Alan Sipress named editor of Foreign
Alan is one of the most accomplished editors in the newsroom, with a long track record of leading ambitious, high-impact work. He has served as Middle East editor since 2018, overseeing coverage from Morocco to Iran, including the Post’s revealing reporting on the murder of columnist Jamal Khashoggi by Saudi officials, a Pulitzer Prize for Public Service finalist. . In Alan’s full four years in this role, the coverage he oversaw has been recognized by the Overseas Press Club with four awards or citations.
More recently, Alan has also taken on wider responsibilities, editing key aspects of The Post’s international reporting on a wealth of material known as the Pandora Papers in partnership with the International Consortium for Investigative Journalism. Over the past three months, he has also led The Post’s coverage of Russia, including investigative work by Greg Miller and Catherine Belton; military coverage by Liz Sly; and the tenacious efforts of Robyn Dixon, Mary Ilyushina and others to report on Russia from outside that country’s borders.
Alan’s deep experience as a correspondent and editor leaves him ideally equipped to handle wide and varied lines of coverage. A gifted editor, he spent a decade in key finance and national desk positions, beginning with the 2008 financial crisis and continuing through 2017, when he coordinated National’s daily coverage for the 11 first months in office of President Donald Trump. Alan was a diplomatic correspondent for The Post in 2001 and 2002; he is also a former foreign correspondent with assignments in Cairo (for the Philadelphia Inquirer, in the 1990s) and Jakarta (for The Post, with Ellen Nakashima, from 2002 to 2006).

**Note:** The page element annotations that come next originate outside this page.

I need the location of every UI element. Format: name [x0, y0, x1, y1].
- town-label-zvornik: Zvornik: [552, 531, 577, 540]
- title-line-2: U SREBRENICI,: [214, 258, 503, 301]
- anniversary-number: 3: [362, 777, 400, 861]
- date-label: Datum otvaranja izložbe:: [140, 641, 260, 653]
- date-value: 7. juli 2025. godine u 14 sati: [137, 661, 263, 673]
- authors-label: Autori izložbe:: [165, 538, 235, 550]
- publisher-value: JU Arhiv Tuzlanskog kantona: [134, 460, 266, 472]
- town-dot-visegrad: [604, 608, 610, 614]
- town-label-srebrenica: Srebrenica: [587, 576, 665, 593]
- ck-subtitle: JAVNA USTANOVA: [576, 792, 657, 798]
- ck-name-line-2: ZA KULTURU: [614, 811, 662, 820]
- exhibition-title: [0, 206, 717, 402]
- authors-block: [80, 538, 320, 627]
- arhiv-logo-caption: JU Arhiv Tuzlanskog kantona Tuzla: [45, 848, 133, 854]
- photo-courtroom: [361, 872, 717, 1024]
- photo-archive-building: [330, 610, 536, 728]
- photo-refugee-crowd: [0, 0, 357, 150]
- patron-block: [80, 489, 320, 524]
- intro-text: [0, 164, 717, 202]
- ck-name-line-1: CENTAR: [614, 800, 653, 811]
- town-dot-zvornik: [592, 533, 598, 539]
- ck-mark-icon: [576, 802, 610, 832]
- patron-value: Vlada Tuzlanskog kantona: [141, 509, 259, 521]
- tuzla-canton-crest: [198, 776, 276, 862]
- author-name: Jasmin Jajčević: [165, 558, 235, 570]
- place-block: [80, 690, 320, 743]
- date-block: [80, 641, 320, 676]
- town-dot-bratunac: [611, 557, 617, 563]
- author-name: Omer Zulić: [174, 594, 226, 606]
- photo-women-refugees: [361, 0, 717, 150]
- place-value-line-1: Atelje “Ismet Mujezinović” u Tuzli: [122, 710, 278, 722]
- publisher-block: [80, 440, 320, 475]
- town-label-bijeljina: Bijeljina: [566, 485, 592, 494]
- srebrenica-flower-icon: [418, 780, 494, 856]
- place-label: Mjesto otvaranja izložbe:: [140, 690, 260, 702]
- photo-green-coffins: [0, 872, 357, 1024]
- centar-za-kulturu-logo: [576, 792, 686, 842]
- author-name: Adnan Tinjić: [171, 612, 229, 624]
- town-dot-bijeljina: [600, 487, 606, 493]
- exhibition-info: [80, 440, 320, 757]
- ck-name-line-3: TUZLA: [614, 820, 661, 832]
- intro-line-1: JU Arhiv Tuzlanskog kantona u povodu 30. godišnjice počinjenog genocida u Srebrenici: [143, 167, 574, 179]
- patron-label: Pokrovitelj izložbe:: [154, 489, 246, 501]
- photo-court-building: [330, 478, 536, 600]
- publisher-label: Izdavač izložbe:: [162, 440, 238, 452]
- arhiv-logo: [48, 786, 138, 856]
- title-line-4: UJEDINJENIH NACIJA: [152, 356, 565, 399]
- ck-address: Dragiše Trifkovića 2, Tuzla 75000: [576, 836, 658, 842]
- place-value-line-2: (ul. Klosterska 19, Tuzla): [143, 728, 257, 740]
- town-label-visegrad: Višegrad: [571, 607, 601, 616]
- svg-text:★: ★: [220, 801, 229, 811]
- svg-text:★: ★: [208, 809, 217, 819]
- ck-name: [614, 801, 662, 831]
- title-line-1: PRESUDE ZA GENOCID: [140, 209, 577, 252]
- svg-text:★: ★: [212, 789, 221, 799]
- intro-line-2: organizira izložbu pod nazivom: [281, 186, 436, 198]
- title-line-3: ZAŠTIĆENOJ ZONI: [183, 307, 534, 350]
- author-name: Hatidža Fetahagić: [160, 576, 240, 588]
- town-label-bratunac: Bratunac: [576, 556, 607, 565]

He is the author of the highly prescient ‘Fatal Strain’, a 2010 book that tracked the spread of the bird flu virus and warned of a coming pandemic.
Alan is a graduate of Princeton University and completed a postgraduate year at the Delhi School of Economics in India. He began his journalism career as a freelance writer at $25 a story for his hometown newspaper, the Daily Register in Red Bank, NJ. He joined The Inquirer in 1987 and The Post in 1998. He will take responsibility for Southeast Asia. , South Asia and Africa in July as other publishers take over its current portfolio.